You did a whole lot this week.

Where do I begin? The first event was a reception for the Capitol Christmas Tree at the National Press Club. There were a lot of dignitaries there and I played a couple songs and helped be a co-host. Then [Tuesday] was the bigger day where we had meetings with Secretary Perdue and some of the upper echelon from the U.S. Forest Service. We talked about Hurricane Michael damage, recovery efforts and the price of lumber.

How does one prepare for these types of big policy meetings?

I talk to constituents that are in a similar boat. I take notes, I do a bit of reading on recent research and then I put it in black and white and print it out. I try not to overburden. I gave [Perdue] probably four articles and bullet points.

What’s the best-case scenario coming out of a meeting with a Cabinet member?

To carry the conversation forward.

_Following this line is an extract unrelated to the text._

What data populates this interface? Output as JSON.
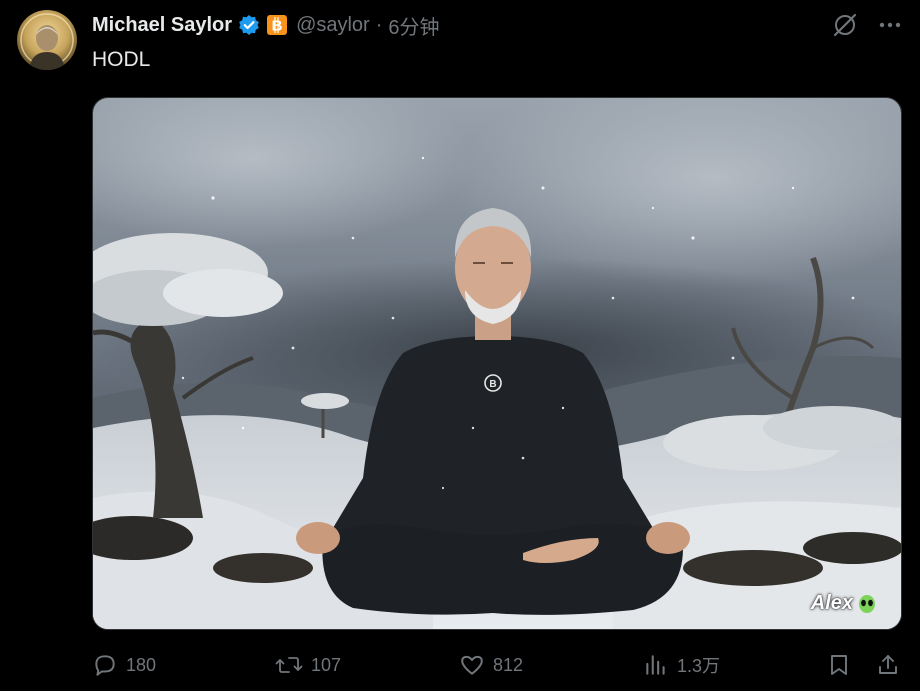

We were there for nearly an hour. The secretary seemed quite sympathetic to points that we brought up. What we do hope for is that they take a serious look at these things. There’ll be follow-up for sure. The secretary and I have been friends for a long time.

You played two receptions while in town. Compare the Washington crowd to your stadium scene.

Obviously they are more intimate, but I love doing it. I looked out there and there were tons of smiles. They weren’t exactly dancing in the aisles, but they were loose and fun. It’s not some stiff audience by any means.

Your White House Correspondents' Jam has been a mainstay during the dinner weekend for years. What can we expect for 2019?

It’s a little up in the air this year because of the Stones tour. So we may have to skip it which kind of breaks my heart. It’s gotten better and better every year.

Even as the dinner itself has gone through its own, shall we say, changes?

I think you’re referring to Trump not attending for the past two years. I think it only adds to our audience because people still want to celebrate. It’s turned our event into one of the more important ones. We had Billy Bob Thornton and Kevin Bacon. It’s a lot of fun to see who shows up. Last time we had Sarah Huckabee Sanders. It’s fun to see Washington insiders kick up their heels a little bit.

And that’s something we don’t see a lot of these days?

It’s hard to bridge that divide but I do believe our event helps toward that effort.

There’s no doubt that during the 2020 presidential election, artists will once again be up in arms about a candidate using their music without permission. What are your thoughts on that?

I think it’s very disrespectful. They should clear it every time. There’s either a yes or a no. I feel very strongly about that. Look, we don’t like people using our work without our permission. It should be 100 percent or nothing.